Split Lip Rayfield
From the blood-red heart of Kansas, Split Lip Rayfield is going stronger than ever.
It’s completely fair to call these guys legends. It’s been more than 20 years since they first mashed up their aggressive stew of acoustic bluegrass instrumentation, tight country vocals, fierce metal shred and in-your-face punk sensibilities. One observer said we all “owe them a huge debt for not only defining a sound, but stretching the possibilities of the acoustic music world. Fans of Flatt & Scruggs and Metallica could find a common tent to party under.”
So yeah, they virtually invented “thrashgrass.” But then they kept right on moving as their chops, songs and selves grew stronger from hard-won experience. Following the 2007 death of their beloved bandmate and founder Kirk Rundstrom, SLR reinvented itself by simply staying the course and continuing to playing hundreds of shows. And now, after five studio records and a handful of live recordings, Split Lip Rayfield has just released “On My Way.” (Release date January 1, 2017)
The new album highlights the powerful songwriting talents of banjo innovator Eric Mardis and mandolin renegade Wayne Gottstine, while bassist Jeff Eaton holds it all down with his hand-built one-string Stitchgiver.

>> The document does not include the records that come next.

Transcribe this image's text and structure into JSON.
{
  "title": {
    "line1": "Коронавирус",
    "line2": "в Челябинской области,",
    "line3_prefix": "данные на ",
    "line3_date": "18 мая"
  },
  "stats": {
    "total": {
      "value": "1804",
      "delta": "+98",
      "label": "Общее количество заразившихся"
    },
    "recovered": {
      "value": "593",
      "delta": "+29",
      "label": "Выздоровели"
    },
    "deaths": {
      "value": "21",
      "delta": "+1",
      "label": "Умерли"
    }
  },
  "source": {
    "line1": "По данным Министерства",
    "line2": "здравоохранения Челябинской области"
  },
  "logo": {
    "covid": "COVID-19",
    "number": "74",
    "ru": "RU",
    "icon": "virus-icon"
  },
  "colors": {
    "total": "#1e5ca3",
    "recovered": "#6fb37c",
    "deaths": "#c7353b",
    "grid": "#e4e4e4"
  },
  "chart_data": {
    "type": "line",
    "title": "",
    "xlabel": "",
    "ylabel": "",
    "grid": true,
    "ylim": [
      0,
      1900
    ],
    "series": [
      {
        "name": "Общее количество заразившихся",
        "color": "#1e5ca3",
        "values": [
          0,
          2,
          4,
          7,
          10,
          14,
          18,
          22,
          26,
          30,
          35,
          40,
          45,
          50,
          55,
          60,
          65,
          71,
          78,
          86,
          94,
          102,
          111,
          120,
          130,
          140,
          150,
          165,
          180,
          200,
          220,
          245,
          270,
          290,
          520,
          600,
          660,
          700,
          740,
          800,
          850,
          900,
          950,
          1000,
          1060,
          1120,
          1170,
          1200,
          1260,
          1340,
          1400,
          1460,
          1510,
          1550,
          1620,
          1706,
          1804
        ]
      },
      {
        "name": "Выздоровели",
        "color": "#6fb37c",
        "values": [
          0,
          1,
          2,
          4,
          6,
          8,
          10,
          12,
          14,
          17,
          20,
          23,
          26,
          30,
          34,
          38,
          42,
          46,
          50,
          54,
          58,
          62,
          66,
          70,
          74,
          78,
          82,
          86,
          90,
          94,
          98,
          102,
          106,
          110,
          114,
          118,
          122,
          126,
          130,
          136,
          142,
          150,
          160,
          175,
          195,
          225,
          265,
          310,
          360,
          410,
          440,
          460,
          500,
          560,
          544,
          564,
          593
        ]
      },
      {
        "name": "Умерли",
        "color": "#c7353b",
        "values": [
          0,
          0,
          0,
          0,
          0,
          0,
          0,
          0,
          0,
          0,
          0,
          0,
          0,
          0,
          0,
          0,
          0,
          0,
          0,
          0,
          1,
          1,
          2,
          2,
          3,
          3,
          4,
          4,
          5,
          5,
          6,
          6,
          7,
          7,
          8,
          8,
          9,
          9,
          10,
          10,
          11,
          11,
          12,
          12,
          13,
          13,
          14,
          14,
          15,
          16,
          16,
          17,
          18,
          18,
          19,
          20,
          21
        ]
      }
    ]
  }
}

All of that old-school invention and energy is intact, and they still stomp the living hell out of a stage. But their songs keep getting better, and their sound is sneakier and smarter than ever. “Split Lip Rayfield is still the same band with the same ideals that we’ve had for years,” said Gottstine. “But we’re more diverse, sound-wise, than we have ever been before.”
Their fans know this: Split Lip Rayfield truly delivers. Every record is a revelation, and every concert is an unforgettable experience. Don’t miss these guys.
Al Scorch grew up in Chicago, with its storied history of corrupt power at the top and righteous fighters and big dreamers at the bottom. From the town that gave the world characters like Studs Terkel, Upton Sinclair, and the anarchists in Bughouse Square, Scorch adds his voice to the choir with the enthusiasm and charisma of a Maxwell Street preacher. He eyes the prize of that ever-elusive promised land that’s worth scrapping for, wherever or whatever it may be. With a stentorian bullhorn of a voice, he exhorts, not with a holy book in his hand, but a banjo and guitar. He’s a messenger and a conduit, a believer that a soul-stirring song will march you forward.
A punk rock banjo-wielding John Prine or Billy Bragg, Al Scorch writes for the everyperson. Through his acrobatically poetic politics, hopeful tales of love lost (“Love After Death”), or cathartic takes on urban chaos (“City Lullaby”), he pens rowdy campfire stories, calls for action, and draws the epic from the ordinary. Celebrate, right a wrong, or find your path and go for it. It’s heavy shit, but so is life.
Tom “Soda” Gardocki spent years playing guitar in SoCal rockers Wax (go rewatch the credits of Mallrats; the band plays right after its pals Weezer) but more recently he’s devoted himself to more rustic purposes.
Either performing with his Large Band, his “Million Piece Band,” or solo with his 12-string banjo (like on the The South Congress Session bootleg, recently released by Hillgrass Bluebilly Records), Soda’s twangy voice hints ever-so-slightly at his punk past.